In Cardiff Bay there is a wide, tree-lined street that is closed to traffic and runs between the Welsh assembly building and the Wales Millennium Centre.

These structures that dominate the skyline of the redeveloped docks are not just neighbours but are effectively business partners.

Each year the Wales Millennium Centre (WMC) receives a £4m subsidy from the Welsh government towards its upkeep and to fund its activities.

WMC is also a home to other arts organisations including the Arts Council of Wales (ACW), Literature Wales and the National Dance Company of Wales.

They all receive annual funding from the Welsh government, which this year gave a grant of £34m to the ACW to distribute to arts organisations on its behalf.

So how does the Welsh economy benefit from that investment?

The Welsh government says approximately 20,000 people work in the wider cultural sector in Wales, which contributes around £450m to Welsh economic output.

Tourism is often cited as an additional benefit stemming from Wales' cultural offering and in 2011 visitors spent £146m on holidays where a cultural or heritage activity was the main element of their stay.

Culture Minister John Griffiths said the arts sector could also act as a selling point for Wales abroad.

He said: "We have very much linked arts and our big arts organisations like Welsh National Opera, the National Dance Company and National Theatre Wales, with our overseas trade missions.

"It's been a very important part of connecting with key markets for Wales and making sure we get that inward investment and develop our export opportunities."

Public spending cuts have already had an impact on organisations that rely on grants to fund some or all of their work.

Since the economic downturn began, ACW has reviewed and reduced the number of organisations that receive funding while some Welsh local authorities have also reduced spending on arts and cultural activities.

'Quality of life'

Mr Griffiths said: "It is a very difficult time so we have to be very clear in terms of what we will prioritise as a Welsh government.

"For me as a minister it's very important to emphasise just what the arts and culture bring to Wales. Yes, in economic and business terms, but also in terms of general quality of life."

Designer Sian Elin Thomas is one of those who made a successful business case for her fledgling company.

She creates wallpaper, cushions and greetings cards, and used funding from ACW and free business training courses to set herself up online.

She said: "I spent about six months before I actually launched my business working on all of my products and figuring out the best way to approach it in terms of how I was going to get my stuff to market.

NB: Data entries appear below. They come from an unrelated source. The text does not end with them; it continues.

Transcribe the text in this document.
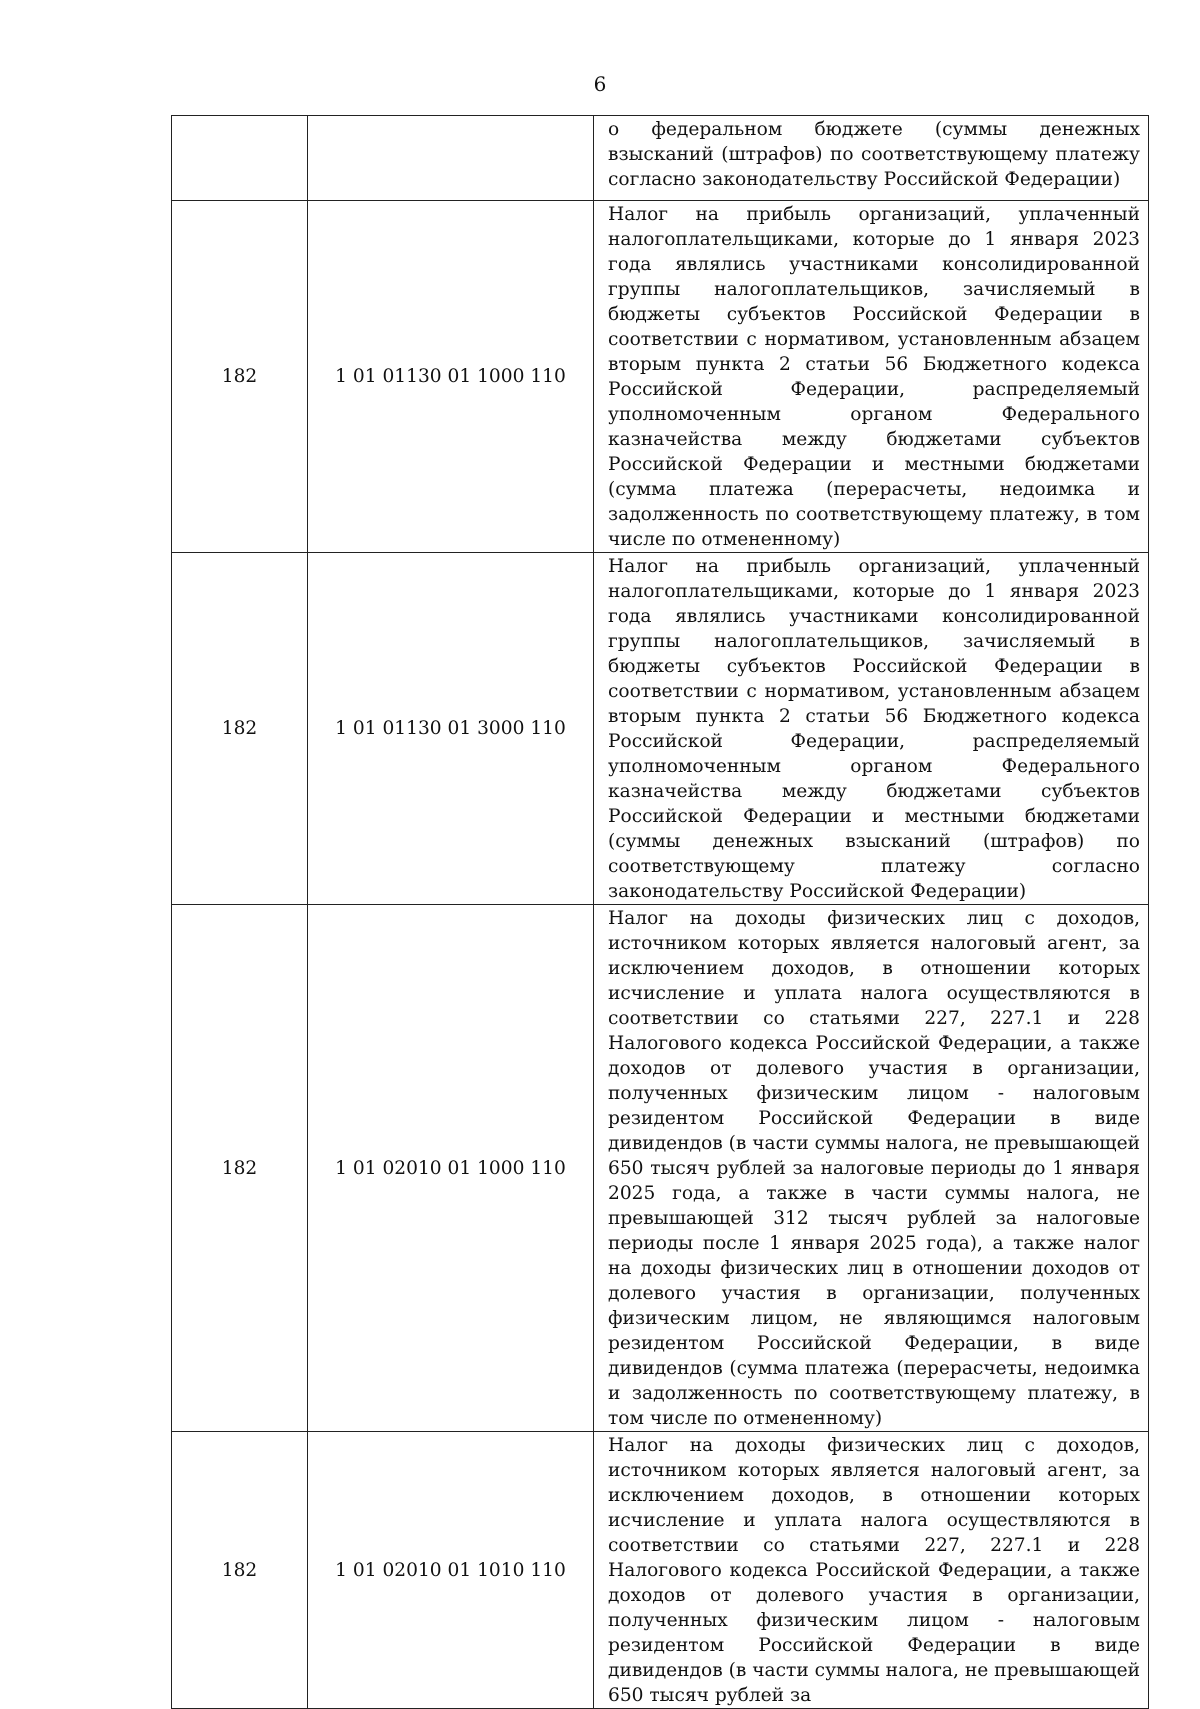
6
		о федеральном бюджете (суммы денежных взысканий (штрафов) по соответствующему платежу согласно законодательству Российской Федерации)
182	1 01 01130 01 1000 110	Налог на прибыль организаций, уплаченный налогоплательщиками, которые до 1 января 2023 года являлись участниками консолидированной группы налогоплательщиков, зачисляемый в бюджеты субъектов Российской Федерации в соответствии с нормативом, установленным абзацем вторым пункта 2 статьи 56 Бюджетного кодекса Российской Федерации, распределяемый уполномоченным органом Федерального казначейства между бюджетами субъектов Российской Федерации и местными бюджетами (сумма платежа (перерасчеты, недоимка и задолженность по соответствующему платежу, в том числе по отмененному)
182	1 01 01130 01 3000 110	Налог на прибыль организаций, уплаченный налогоплательщиками, которые до 1 января 2023 года являлись участниками консолидированной группы налогоплательщиков, зачисляемый в бюджеты субъектов Российской Федерации в соответствии с нормативом, установленным абзацем вторым пункта 2 статьи 56 Бюджетного кодекса Российской Федерации, распределяемый уполномоченным органом Федерального казначейства между бюджетами субъектов Российской Федерации и местными бюджетами (суммы денежных взысканий (штрафов) по соответствующему платежу согласно законодательству Российской Федерации)
182	1 01 02010 01 1000 110	Налог на доходы физических лиц с доходов, источником которых является налоговый агент, за исключением доходов, в отношении которых исчисление и уплата налога осуществляются в соответствии со статьями 227, 227.1 и 228 Налогового кодекса Российской Федерации, а также доходов от долевого участия в организации, полученных физическим лицом - налоговым резидентом Российской Федерации в виде дивидендов (в части суммы налога, не превышающей 650 тысяч рублей за налоговые периоды до 1 января 2025 года, а также в части суммы налога, не превышающей 312 тысяч рублей за налоговые периоды после 1 января 2025 года), а также налог на доходы физических лиц в отношении доходов от долевого участия в организации, полученных физическим лицом, не являющимся налоговым резидентом Российской Федерации, в виде дивидендов (сумма платежа (перерасчеты, недоимка и задолженность по соответствующему платежу, в том числе по отмененному)
182	1 01 02010 01 1010 110	Налог на доходы физических лиц с доходов, источником которых является налоговый агент, за исключением доходов, в отношении которых исчисление и уплата налога осуществляются в соответствии со статьями 227, 227.1 и 228 Налогового кодекса Российской Федерации, а также доходов от долевого участия в организации, полученных физическим лицом - налоговым резидентом Российской Федерации в виде дивидендов (в части суммы налога, не превышающей 650 тысяч рублей за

"I also researched funding opportunities in Wales because I was coming home to Wales to start my business."

Ms Thomas sells her designs to customers around the world but uses a team of freelance sewers to stitch her items together.

Back at the Wales Millennium Centre, a balance of West End musicals and more niche productions fill the programme.

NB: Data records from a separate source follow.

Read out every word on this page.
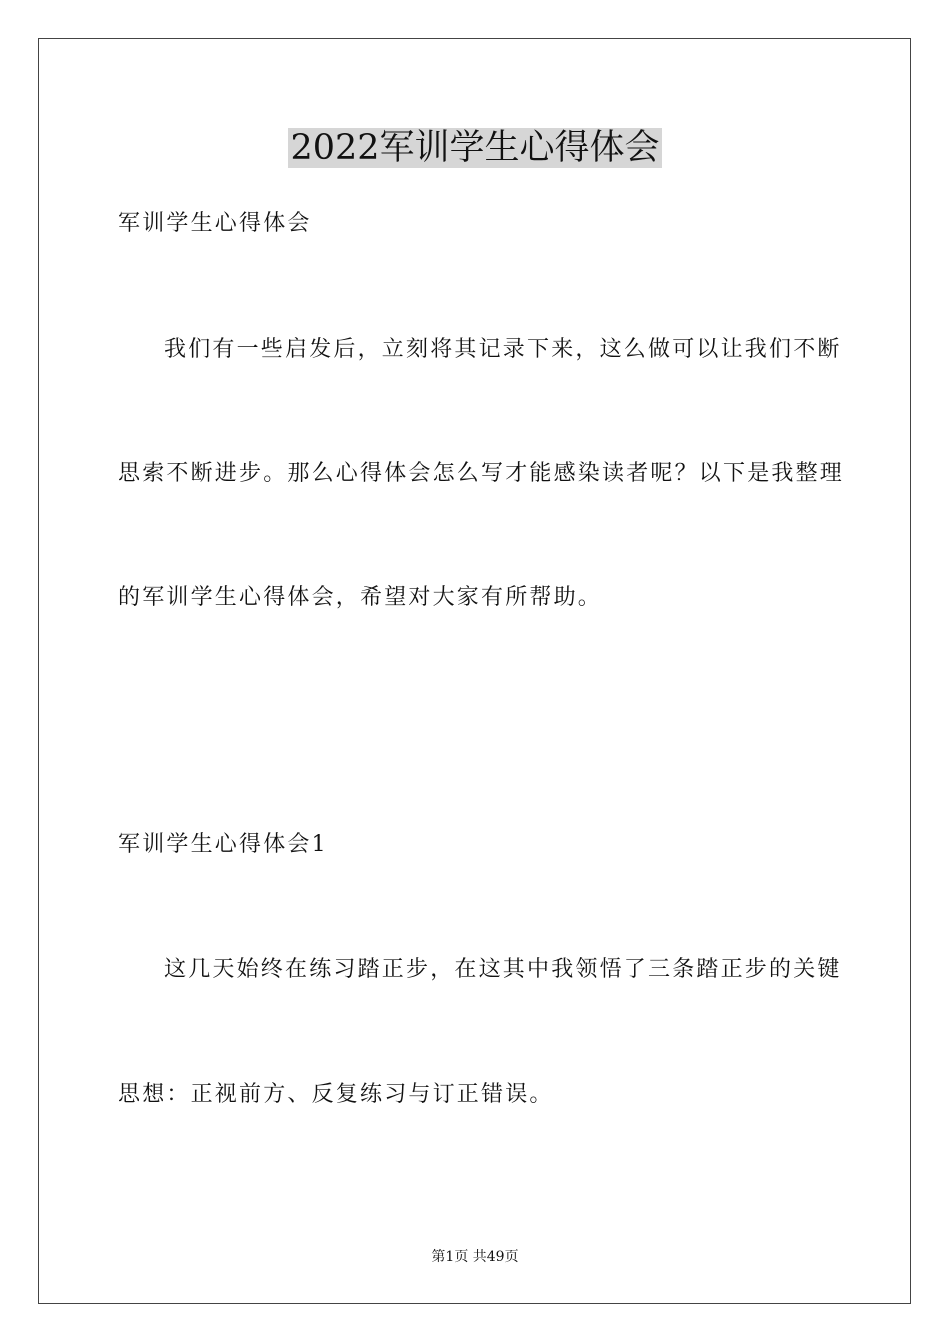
2022军训学生心得体会
军训学生心得体会
我们有一些启发后，立刻将其记录下来，这么做可以让我们不断
思索不断进步。那么心得体会怎么写才能感染读者呢？以下是我整理
的军训学生心得体会，希望对大家有所帮助。
军训学生心得体会1
这几天始终在练习踏正步，在这其中我领悟了三条踏正步的关键
思想：正视前方、反复练习与订正错误。
第1页 共49页
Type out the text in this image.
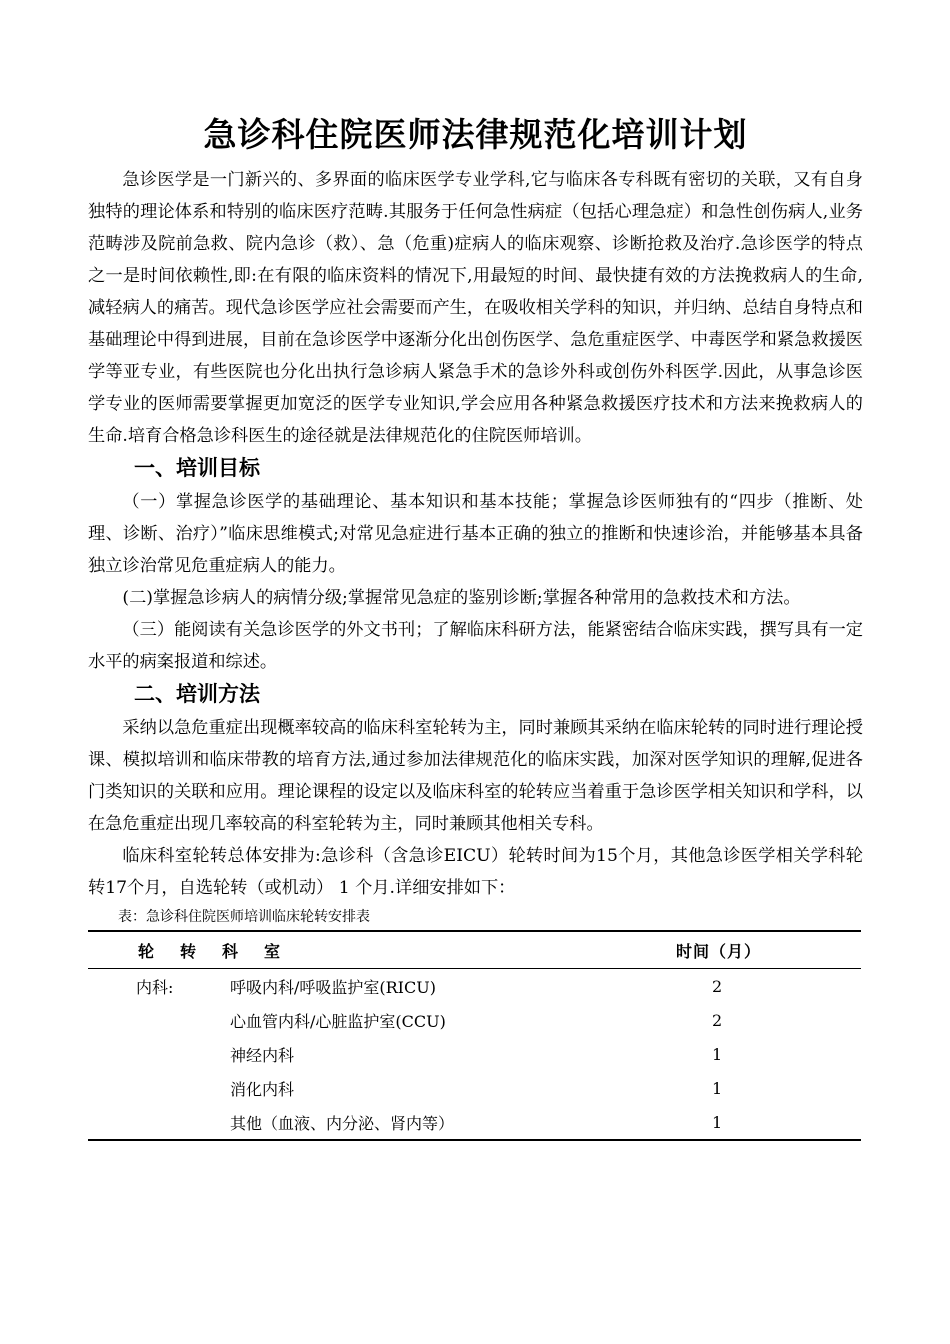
急诊科住院医师法律规范化培训计划

急诊医学是一门新兴的、多界面的临床医学专业学科,它与临床各专科既有密切的关联，又有自身独特的理论体系和特别的临床医疗范畴.其服务于任何急性病症（包括心理急症）和急性创伤病人,业务范畴涉及院前急救、院内急诊（救）、急（危重)症病人的临床观察、诊断抢救及治疗.急诊医学的特点之一是时间依赖性,即:在有限的临床资料的情况下,用最短的时间、最快捷有效的方法挽救病人的生命,减轻病人的痛苦。现代急诊医学应社会需要而产生，在吸收相关学科的知识，并归纳、总结自身特点和基础理论中得到进展，目前在急诊医学中逐渐分化出创伤医学、急危重症医学、中毒医学和紧急救援医学等亚专业，有些医院也分化出执行急诊病人紧急手术的急诊外科或创伤外科医学.因此，从事急诊医学专业的医师需要掌握更加宽泛的医学专业知识,学会应用各种紧急救援医疗技术和方法来挽救病人的生命.培育合格急诊科医生的途径就是法律规范化的住院医师培训。

一、培训目标

（一）掌握急诊医学的基础理论、基本知识和基本技能；掌握急诊医师独有的“四步（推断、处理、诊断、治疗）”临床思维模式;对常见急症进行基本正确的独立的推断和快速诊治，并能够基本具备独立诊治常见危重症病人的能力。

(二)掌握急诊病人的病情分级;掌握常见急症的鉴别诊断;掌握各种常用的急救技术和方法。

（三）能阅读有关急诊医学的外文书刊；了解临床科研方法，能紧密结合临床实践，撰写具有一定水平的病案报道和综述。

二、培训方法

采纳以急危重症出现概率较高的临床科室轮转为主，同时兼顾其采纳在临床轮转的同时进行理论授课、模拟培训和临床带教的培育方法,通过参加法律规范化的临床实践，加深对医学知识的理解,促进各门类知识的关联和应用。理论课程的设定以及临床科室的轮转应当着重于急诊医学相关知识和学科，以在急危重症出现几率较高的科室轮转为主，同时兼顾其他相关专科。

临床科室轮转总体安排为:急诊科（含急诊EICU）轮转时间为15个月，其他急诊医学相关学科轮转17个月，自选轮转（或机动） 1 个月.详细安排如下：

表：急诊科住院医师培训临床轮转安排表
轮转科室		时间（月）
内科:	呼吸内科/呼吸监护室(RICU)	2
	心血管内科/心脏监护室(CCU)	2
	神经内科	1
	消化内科	1
	其他（血液、内分泌、肾内等）	1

It also justifies its public subsidy by providing free performances, a creative learning programme, and by working with community groups across Wales to expose them to new cultural experiences.

But despite the public funding, a trip to WMC can still be an expensive night out.

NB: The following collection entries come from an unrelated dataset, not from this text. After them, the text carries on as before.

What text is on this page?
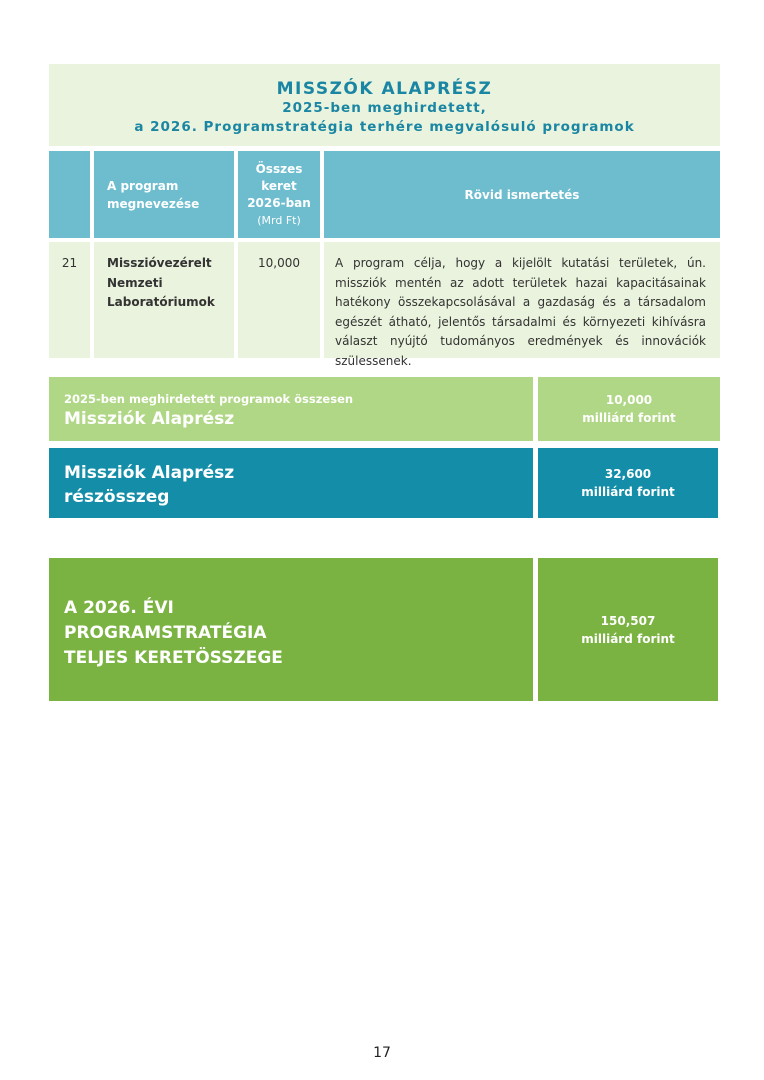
MISSZÓK ALAPRÉSZ
2025-ben meghirdetett,
a 2026. Programstratégia terhére megvalósuló programok
A program
megnevezése
Összes
keret
2026-ban
(Mrd Ft)
Rövid ismertetés
21	Misszióvezérelt
Nemzeti
Laboratóriumok
10,000	A program célja, hogy a kijelölt kutatási területek, ún. missziók mentén az adott területek hazai kapacitásainak hatékony összekapcsolásával a gazdaság és a társadalom egészét átható, jelentős társadalmi és környezeti kihívásra választ nyújtó tudományos eredmények és innovációk szülessenek.
2025-ben meghirdetett programok összesen
Missziók Alaprész
10,000
milliárd forint
Missziók Alaprész
részösszeg
32,600
milliárd forint
A 2026. ÉVI
PROGRAMSTRATÉGIA
TELJES KERETÖSSZEGE
150,507
milliárd forint
17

Some tickets to see the musical Wicked next year cost as much as £75 but the centre's head of public relations, Bet Davies, insists plenty of cheaper seats mean a visit can be affordable.

"We've always been amazed that there's been no resistance to ticket prices," she said.

"Obviously it's still cheaper than the West End, you don't have to go and stay overnight in London. And even in the recession the tickets have held up.

"I think people have a bit of escapism when they come here."

Mrs Davies also said WMC acted as a national centre for creative and performing arts and that its own fund-raising scheme meant its government grant was good value.

"For every pound of subsidy we get we actually raise another £4, so it's a good return on an investment," she said.

On both sides of that tree-lined street in Cardiff Bay, the cultural organisations and the government support the principles of public funding for the arts.

The economic climate means those organisations that want funding may have to fight harder to secure it, but supporters of the state subsidy say it triggers strong financial and cultural benefits for Wales.